The story follows the journey of an average writer into his native country, an alternate Jewish State called Palestine and created in East Africa (today’s modern Kenya). Tidhar follows the efforts of Hungarian Theodor Herlz in the early 20th century in establishing a suitable land for the Jewish people at an (supposedly) unclaimed territory. While Tirosh goes back home to escape from an unimaginable loss, the disappearance of his niece brings to the surface the violence of the colonial political and economic model, and the existence of cracks in time and space. We discover a fragmented reality, not only through Tirosh or Special Investigator Bloom, the man who follows him and the voice “conductor” of the story, but also through Nur, the female agent who tries to reestablish balance in the time-space continuum.
I must confess I tremendously enjoyed this story. Not only the culture sounded very familiar (Lebanon is even briefly present); the dynamics of a fundamental social fracture -in alternative Palestine it is between Africans and Palestinians- are sadly known territory for everybody who follows the news. Many countries are divided now more than ever, between national sentiments, religious affiliations or political stances. The product of all this is, precisely, a permanent fragmented state of things, in which each group seems to live in their own reality.

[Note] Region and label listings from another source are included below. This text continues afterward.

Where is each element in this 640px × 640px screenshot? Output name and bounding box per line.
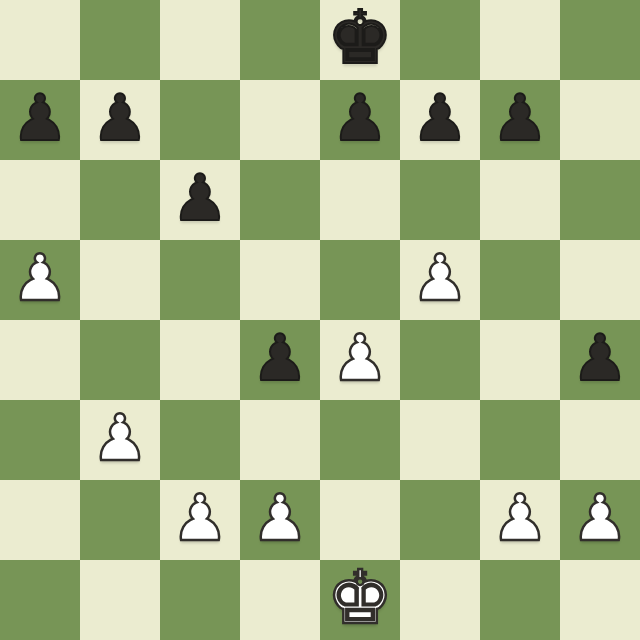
square-a4[interactable] (0, 320, 80, 400)
square-d1[interactable] (240, 560, 320, 640)
square-f2[interactable] (400, 480, 480, 560)
square-f3[interactable] (400, 400, 480, 480)
square-e6[interactable] (320, 160, 400, 240)
square-b4[interactable] (80, 320, 160, 400)
square-e3[interactable] (320, 400, 400, 480)
square-g8[interactable] (480, 0, 560, 80)
square-e7[interactable]: ♟ (320, 80, 400, 160)
square-g7[interactable]: ♟ (480, 80, 560, 160)
square-g5[interactable] (480, 240, 560, 320)
square-d3[interactable] (240, 400, 320, 480)
white-pawn-c2[interactable]: ♟ (171, 486, 228, 550)
square-h8[interactable] (560, 0, 640, 80)
square-b3[interactable]: ♟ (80, 400, 160, 480)
square-b5[interactable] (80, 240, 160, 320)
square-e4[interactable]: ♟ (320, 320, 400, 400)
white-pawn-f5[interactable]: ♟ (411, 246, 468, 310)
square-b6[interactable] (80, 160, 160, 240)
black-pawn-f7[interactable]: ♟ (411, 86, 468, 150)
chess-position-page: html, body { margin: 0; padding: 0; widt… (0, 0, 640, 640)
square-b1[interactable] (80, 560, 160, 640)
square-d5[interactable] (240, 240, 320, 320)
white-pawn-h2[interactable]: ♟ (571, 486, 628, 550)
square-h5[interactable] (560, 240, 640, 320)
square-h4[interactable]: ♟ (560, 320, 640, 400)
square-c7[interactable] (160, 80, 240, 160)
white-pawn-a5[interactable]: ♟ (11, 246, 68, 310)
square-a1[interactable] (0, 560, 80, 640)
white-pawn-e4[interactable]: ♟ (331, 326, 388, 390)
square-h2[interactable]: ♟ (560, 480, 640, 560)
square-e2[interactable] (320, 480, 400, 560)
square-f6[interactable] (400, 160, 480, 240)
square-c2[interactable]: ♟ (160, 480, 240, 560)
square-a7[interactable]: ♟ (0, 80, 80, 160)
chess-board: ♚♟♟♟♟♟♟♟♟♟♟♟♟♟♟♟♟♚ (0, 0, 640, 640)
square-d4[interactable]: ♟ (240, 320, 320, 400)
white-pawn-g2[interactable]: ♟ (491, 486, 548, 550)
square-a8[interactable] (0, 0, 80, 80)
square-d8[interactable] (240, 0, 320, 80)
square-g1[interactable] (480, 560, 560, 640)
black-pawn-c6[interactable]: ♟ (171, 166, 228, 230)
square-c4[interactable] (160, 320, 240, 400)
square-h3[interactable] (560, 400, 640, 480)
square-a5[interactable]: ♟ (0, 240, 80, 320)
square-d6[interactable] (240, 160, 320, 240)
square-h1[interactable] (560, 560, 640, 640)
white-pawn-b3[interactable]: ♟ (91, 406, 148, 470)
square-f1[interactable] (400, 560, 480, 640)
square-g4[interactable] (480, 320, 560, 400)
square-c3[interactable] (160, 400, 240, 480)
square-h7[interactable] (560, 80, 640, 160)
square-a6[interactable] (0, 160, 80, 240)
square-d2[interactable]: ♟ (240, 480, 320, 560)
white-pawn-d2[interactable]: ♟ (251, 486, 308, 550)
app-window: { "game": "chess", "position": { "fen": … (0, 0, 640, 640)
square-f7[interactable]: ♟ (400, 80, 480, 160)
square-c1[interactable] (160, 560, 240, 640)
square-f4[interactable] (400, 320, 480, 400)
square-b7[interactable]: ♟ (80, 80, 160, 160)
square-h6[interactable] (560, 160, 640, 240)
square-c5[interactable] (160, 240, 240, 320)
square-g3[interactable] (480, 400, 560, 480)
square-a2[interactable] (0, 480, 80, 560)
square-b2[interactable] (80, 480, 160, 560)
black-pawn-e7[interactable]: ♟ (331, 86, 388, 150)
square-b8[interactable] (80, 0, 160, 80)
black-pawn-a7[interactable]: ♟ (11, 86, 68, 150)
square-g2[interactable]: ♟ (480, 480, 560, 560)
square-f8[interactable] (400, 0, 480, 80)
square-e1[interactable]: ♚ (320, 560, 400, 640)
square-c8[interactable] (160, 0, 240, 80)
square-f5[interactable]: ♟ (400, 240, 480, 320)
black-pawn-b7[interactable]: ♟ (91, 86, 148, 150)
black-king-e8[interactable]: ♚ (327, 0, 393, 74)
white-king-e1[interactable]: ♚ (327, 560, 393, 634)
square-e5[interactable] (320, 240, 400, 320)
black-pawn-h4[interactable]: ♟ (571, 326, 628, 390)
square-d7[interactable] (240, 80, 320, 160)
square-e8[interactable]: ♚ (320, 0, 400, 80)
square-a3[interactable] (0, 400, 80, 480)
black-pawn-g7[interactable]: ♟ (491, 86, 548, 150)
square-g6[interactable] (480, 160, 560, 240)
square-c6[interactable]: ♟ (160, 160, 240, 240)
black-pawn-d4[interactable]: ♟ (251, 326, 308, 390)
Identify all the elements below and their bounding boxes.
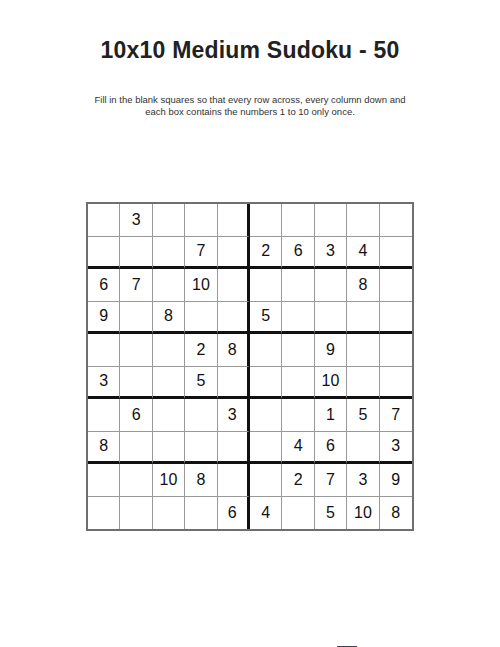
cell-r2c6: 2 (250, 237, 282, 270)
cell-r10c4[interactable] (185, 497, 217, 530)
cell-r2c8: 3 (315, 237, 347, 270)
cell-r6c2[interactable] (120, 367, 152, 400)
cell-r4c3: 8 (153, 302, 185, 335)
page-title: 10x10 Medium Sudoku - 50 (0, 37, 500, 64)
cell-r2c10[interactable] (380, 237, 412, 270)
cell-r1c6[interactable] (250, 204, 282, 237)
cell-r3c7[interactable] (282, 269, 314, 302)
cell-r7c9: 5 (347, 399, 379, 432)
cell-r9c6[interactable] (250, 464, 282, 497)
cell-r3c3[interactable] (153, 269, 185, 302)
printable-sudoku-page: 10x10 Medium Sudoku - 50 Fill in the bla… (0, 37, 500, 647)
cell-r2c7: 6 (282, 237, 314, 270)
cell-r9c10: 9 (380, 464, 412, 497)
cell-r7c4[interactable] (185, 399, 217, 432)
cell-r10c9: 10 (347, 497, 379, 530)
cell-r8c7: 4 (282, 432, 314, 465)
cell-r7c3[interactable] (153, 399, 185, 432)
cell-r3c5[interactable] (218, 269, 250, 302)
cell-r3c2: 7 (120, 269, 152, 302)
cell-r5c7[interactable] (282, 334, 314, 367)
cell-r5c5: 8 (218, 334, 250, 367)
cell-r7c8: 1 (315, 399, 347, 432)
cell-r6c3[interactable] (153, 367, 185, 400)
cell-r8c5[interactable] (218, 432, 250, 465)
cell-r6c6[interactable] (250, 367, 282, 400)
cell-r8c3[interactable] (153, 432, 185, 465)
cell-r5c10[interactable] (380, 334, 412, 367)
cell-r2c5[interactable] (218, 237, 250, 270)
cell-r10c8: 5 (315, 497, 347, 530)
cell-r7c10: 7 (380, 399, 412, 432)
cell-r10c1[interactable] (88, 497, 120, 530)
cell-r7c6[interactable] (250, 399, 282, 432)
cell-r3c10[interactable] (380, 269, 412, 302)
cell-r8c2[interactable] (120, 432, 152, 465)
cell-r5c2[interactable] (120, 334, 152, 367)
cell-r3c9: 8 (347, 269, 379, 302)
cell-r6c8: 10 (315, 367, 347, 400)
cell-r2c3[interactable] (153, 237, 185, 270)
cell-r6c7[interactable] (282, 367, 314, 400)
cell-r6c1: 3 (88, 367, 120, 400)
cell-r2c4: 7 (185, 237, 217, 270)
cell-r1c5[interactable] (218, 204, 250, 237)
cell-r5c1[interactable] (88, 334, 120, 367)
cell-r10c3[interactable] (153, 497, 185, 530)
cell-r10c6: 4 (250, 497, 282, 530)
cell-r3c4: 10 (185, 269, 217, 302)
cell-r4c6: 5 (250, 302, 282, 335)
cell-r9c2[interactable] (120, 464, 152, 497)
cell-r9c5[interactable] (218, 464, 250, 497)
cell-r5c4: 2 (185, 334, 217, 367)
cell-r9c7: 2 (282, 464, 314, 497)
cell-r1c3[interactable] (153, 204, 185, 237)
cell-r8c8: 6 (315, 432, 347, 465)
cell-r10c5: 6 (218, 497, 250, 530)
cell-r7c2: 6 (120, 399, 152, 432)
instructions: Fill in the blank squares so that every … (0, 94, 500, 118)
cell-r10c7[interactable] (282, 497, 314, 530)
cell-r6c9[interactable] (347, 367, 379, 400)
cell-r1c8[interactable] (315, 204, 347, 237)
cell-r5c8: 9 (315, 334, 347, 367)
cell-r3c1: 6 (88, 269, 120, 302)
cell-r1c7[interactable] (282, 204, 314, 237)
sudoku-grid: 3726346710898528935106315784631082739645… (86, 202, 414, 531)
instructions-line-1: Fill in the blank squares so that every … (0, 94, 500, 106)
cell-r6c4: 5 (185, 367, 217, 400)
cell-r9c4: 8 (185, 464, 217, 497)
cell-r6c10[interactable] (380, 367, 412, 400)
cell-r4c4[interactable] (185, 302, 217, 335)
cell-r5c9[interactable] (347, 334, 379, 367)
cell-r1c10[interactable] (380, 204, 412, 237)
cell-r4c5[interactable] (218, 302, 250, 335)
cell-r6c5[interactable] (218, 367, 250, 400)
cell-r2c9: 4 (347, 237, 379, 270)
cell-r2c1[interactable] (88, 237, 120, 270)
cell-r8c6[interactable] (250, 432, 282, 465)
grid-container: 3726346710898528935106315784631082739645… (0, 202, 500, 531)
cell-r4c2[interactable] (120, 302, 152, 335)
cell-r5c6[interactable] (250, 334, 282, 367)
cell-r4c1: 9 (88, 302, 120, 335)
cell-r4c8[interactable] (315, 302, 347, 335)
cell-r7c5: 3 (218, 399, 250, 432)
cell-r9c8: 7 (315, 464, 347, 497)
cell-r4c10[interactable] (380, 302, 412, 335)
cell-r9c1[interactable] (88, 464, 120, 497)
cell-r7c1[interactable] (88, 399, 120, 432)
cell-r1c4[interactable] (185, 204, 217, 237)
cell-r10c10: 8 (380, 497, 412, 530)
cell-r1c1[interactable] (88, 204, 120, 237)
cell-r2c2[interactable] (120, 237, 152, 270)
cell-r9c9: 3 (347, 464, 379, 497)
cell-r8c1: 8 (88, 432, 120, 465)
cell-r4c7[interactable] (282, 302, 314, 335)
cell-r8c9[interactable] (347, 432, 379, 465)
cell-r8c4[interactable] (185, 432, 217, 465)
cell-r3c6[interactable] (250, 269, 282, 302)
cell-r3c8[interactable] (315, 269, 347, 302)
instructions-line-2: each box contains the numbers 1 to 10 on… (0, 106, 500, 118)
cell-r1c2: 3 (120, 204, 152, 237)
cell-r1c9[interactable] (347, 204, 379, 237)
cell-r5c3[interactable] (153, 334, 185, 367)
cell-r10c2[interactable] (120, 497, 152, 530)
cell-r9c3: 10 (153, 464, 185, 497)
cell-r7c7[interactable] (282, 399, 314, 432)
cell-r4c9[interactable] (347, 302, 379, 335)
cell-r8c10: 3 (380, 432, 412, 465)
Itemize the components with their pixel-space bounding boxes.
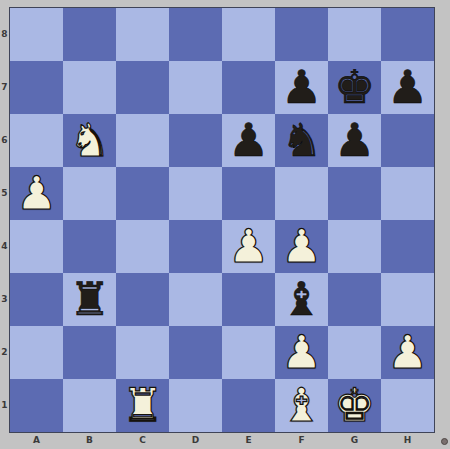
square-h3[interactable] <box>381 273 434 326</box>
white-pawn-piece[interactable]: ♟ <box>275 326 328 379</box>
rank-label-2: 2 <box>0 325 9 378</box>
square-b8[interactable] <box>63 8 116 61</box>
black-pawn-piece[interactable]: ♟ <box>275 61 328 114</box>
square-g4[interactable] <box>328 220 381 273</box>
square-d6[interactable] <box>169 114 222 167</box>
square-g1[interactable]: ♚ <box>328 379 381 432</box>
white-rook-piece[interactable]: ♜ <box>116 379 169 432</box>
white-king-piece[interactable]: ♚ <box>328 379 381 432</box>
file-label-d: D <box>169 431 222 449</box>
chess-board: ♟♚♟♞♟♞♟♟♟♟♜♝♟♟♜♝♚ <box>9 7 435 433</box>
square-c2[interactable] <box>116 326 169 379</box>
square-d4[interactable] <box>169 220 222 273</box>
square-c8[interactable] <box>116 8 169 61</box>
square-e7[interactable] <box>222 61 275 114</box>
square-g3[interactable] <box>328 273 381 326</box>
square-c5[interactable] <box>116 167 169 220</box>
square-a4[interactable] <box>10 220 63 273</box>
black-knight-piece[interactable]: ♞ <box>275 114 328 167</box>
rank-label-7: 7 <box>0 60 9 113</box>
square-d5[interactable] <box>169 167 222 220</box>
square-h2[interactable]: ♟ <box>381 326 434 379</box>
white-knight-piece[interactable]: ♞ <box>63 114 116 167</box>
square-b3[interactable]: ♜ <box>63 273 116 326</box>
file-label-f: F <box>275 431 328 449</box>
white-pawn-piece[interactable]: ♟ <box>381 326 434 379</box>
square-h4[interactable] <box>381 220 434 273</box>
square-g8[interactable] <box>328 8 381 61</box>
file-label-a: A <box>10 431 63 449</box>
rank-label-6: 6 <box>0 113 9 166</box>
rank-label-5: 5 <box>0 166 9 219</box>
white-pawn-piece[interactable]: ♟ <box>222 220 275 273</box>
square-d2[interactable] <box>169 326 222 379</box>
square-b5[interactable] <box>63 167 116 220</box>
square-b2[interactable] <box>63 326 116 379</box>
square-f4[interactable]: ♟ <box>275 220 328 273</box>
square-c3[interactable] <box>116 273 169 326</box>
square-f5[interactable] <box>275 167 328 220</box>
square-h7[interactable]: ♟ <box>381 61 434 114</box>
square-g7[interactable]: ♚ <box>328 61 381 114</box>
square-e5[interactable] <box>222 167 275 220</box>
square-h5[interactable] <box>381 167 434 220</box>
square-b6[interactable]: ♞ <box>63 114 116 167</box>
square-b4[interactable] <box>63 220 116 273</box>
square-f8[interactable] <box>275 8 328 61</box>
corner-marker-icon <box>441 438 448 445</box>
square-e6[interactable]: ♟ <box>222 114 275 167</box>
square-a1[interactable] <box>10 379 63 432</box>
file-label-h: H <box>381 431 434 449</box>
square-c4[interactable] <box>116 220 169 273</box>
file-label-b: B <box>63 431 116 449</box>
rank-labels: 87654321 <box>0 7 9 431</box>
square-b1[interactable] <box>63 379 116 432</box>
rank-label-4: 4 <box>0 219 9 272</box>
square-d8[interactable] <box>169 8 222 61</box>
square-e4[interactable]: ♟ <box>222 220 275 273</box>
square-d3[interactable] <box>169 273 222 326</box>
square-e3[interactable] <box>222 273 275 326</box>
square-h8[interactable] <box>381 8 434 61</box>
black-pawn-piece[interactable]: ♟ <box>328 114 381 167</box>
square-h1[interactable] <box>381 379 434 432</box>
square-e2[interactable] <box>222 326 275 379</box>
square-f3[interactable]: ♝ <box>275 273 328 326</box>
white-pawn-piece[interactable]: ♟ <box>275 220 328 273</box>
black-rook-piece[interactable]: ♜ <box>63 273 116 326</box>
square-d1[interactable] <box>169 379 222 432</box>
white-bishop-piece[interactable]: ♝ <box>275 379 328 432</box>
square-c6[interactable] <box>116 114 169 167</box>
black-bishop-piece[interactable]: ♝ <box>275 273 328 326</box>
square-c1[interactable]: ♜ <box>116 379 169 432</box>
square-a2[interactable] <box>10 326 63 379</box>
square-a8[interactable] <box>10 8 63 61</box>
square-f6[interactable]: ♞ <box>275 114 328 167</box>
square-g5[interactable] <box>328 167 381 220</box>
file-label-c: C <box>116 431 169 449</box>
square-c7[interactable] <box>116 61 169 114</box>
square-f1[interactable]: ♝ <box>275 379 328 432</box>
rank-label-8: 8 <box>0 7 9 60</box>
square-a5[interactable]: ♟ <box>10 167 63 220</box>
square-f2[interactable]: ♟ <box>275 326 328 379</box>
square-g2[interactable] <box>328 326 381 379</box>
rank-label-3: 3 <box>0 272 9 325</box>
black-king-piece[interactable]: ♚ <box>328 61 381 114</box>
file-label-g: G <box>328 431 381 449</box>
square-f7[interactable]: ♟ <box>275 61 328 114</box>
square-e1[interactable] <box>222 379 275 432</box>
rank-label-1: 1 <box>0 378 9 431</box>
square-a6[interactable] <box>10 114 63 167</box>
square-a3[interactable] <box>10 273 63 326</box>
chess-app-window: ♟♚♟♞♟♞♟♟♟♟♜♝♟♟♜♝♚ 87654321 ABCDEFGH <box>0 0 450 449</box>
black-pawn-piece[interactable]: ♟ <box>381 61 434 114</box>
square-h6[interactable] <box>381 114 434 167</box>
black-pawn-piece[interactable]: ♟ <box>222 114 275 167</box>
file-labels: ABCDEFGH <box>10 431 434 449</box>
square-a7[interactable] <box>10 61 63 114</box>
white-pawn-piece[interactable]: ♟ <box>10 167 63 220</box>
file-label-e: E <box>222 431 275 449</box>
square-d7[interactable] <box>169 61 222 114</box>
square-g6[interactable]: ♟ <box>328 114 381 167</box>
square-b7[interactable] <box>63 61 116 114</box>
square-e8[interactable] <box>222 8 275 61</box>
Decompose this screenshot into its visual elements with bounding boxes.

Tidhar’s magic touch is the result of a very concise and evocative prose, an ingenious imagination, and the ability to poke the reader’s social conscience. The story nicely flows, like the smoke of a water pipe, and in the descriptions the reader can almost sense the scent of cinnamon, cumin and roasted pine nuts in the streets of Ararat city. Any fan of good speculative fiction with a pitch of noir, some pulp hints and a lot of sense of wonder will enjoy Unholy Land, Lavie Tidhar’s voyage into the power of historical possibilities.